Shiiiit I think I'm getting sick. probably had something to do with the fact that i shared my mouth with everyone last night.
Wait. That came out far sluttier than I intended.
I got a black eye last night. This guy said for every 35 pounds you lose you gain an inch to your dick. I asked him how long he has been peeing sitting down.
We just watched planet earth in marine bio. And our prof told us that was all we were doing on 420
Hey man thanks for carrying me in and out of that frat house. There's no I in team.
Remind me if I threw up on you last night or if that was just a dream.
there's nothing like the elf drinking game to get me in the christmas spirit.
Unlimited sex for unlimited netflix. I can deal with that. I think this is the first prostitution deal for netflix ever.
But think about it. I could put her gold medal around my penis
Well, that was my first dog walk of shame. Nothing says "I've got my life together" like an inside out shirt and a baggie full of dog shit.

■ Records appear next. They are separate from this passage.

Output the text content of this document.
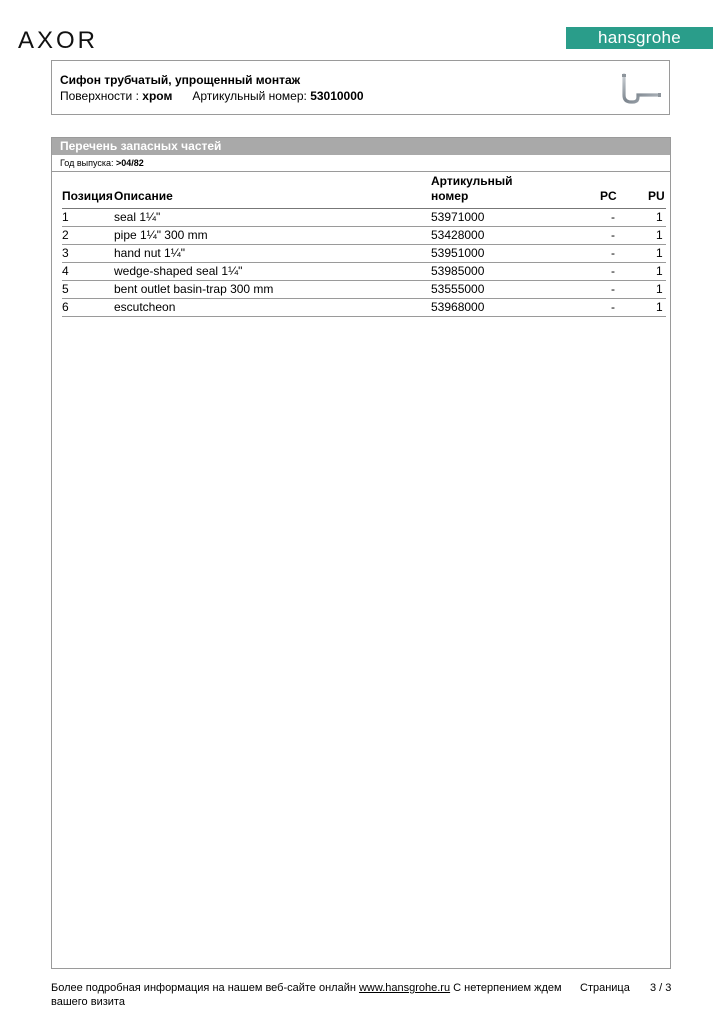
AXOR	hansgrohe
Сифон трубчатый, упрощенный монтаж
Поверхности : хром Артикульный номер: 53010000
Перечень запасных частей
Год выпуска: >04/82
Позиция Описание
Артикульный
номер	PC	PU
1	seal 1¼"	53971000	-	1
2	pipe 1¼" 300 mm	53428000	-	1
3	hand nut 1¼"	53951000	-	1
4	wedge-shaped seal 1¼"	53985000	-	1
5	bent outlet basin-trap 300 mm	53555000	-	1
6	escutcheon	53968000	-	1
Более подробная информация на нашем веб-сайте онлайн www.hansgrohe.ru С нетерпением ждем вашего визита
Страница 3 / 3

I guess I'll just chalk it up as a learning experience and a lot of great sex.
we're like the harlem globetrotters of underage drinking
If those panties could talk.
"Once upon a time, Jenny got chlamydia from a magician. The end."
I screamed "You look like a guy I've fucked!" to your brother at a party... I have some explaining to do.
My vagina knows your penis is sad about Andrew Luck. You should come over and let her comfort him in his time of need
Neighbor just came over and asked if I had anything to clean blood out of carpet... it's definitely time to move.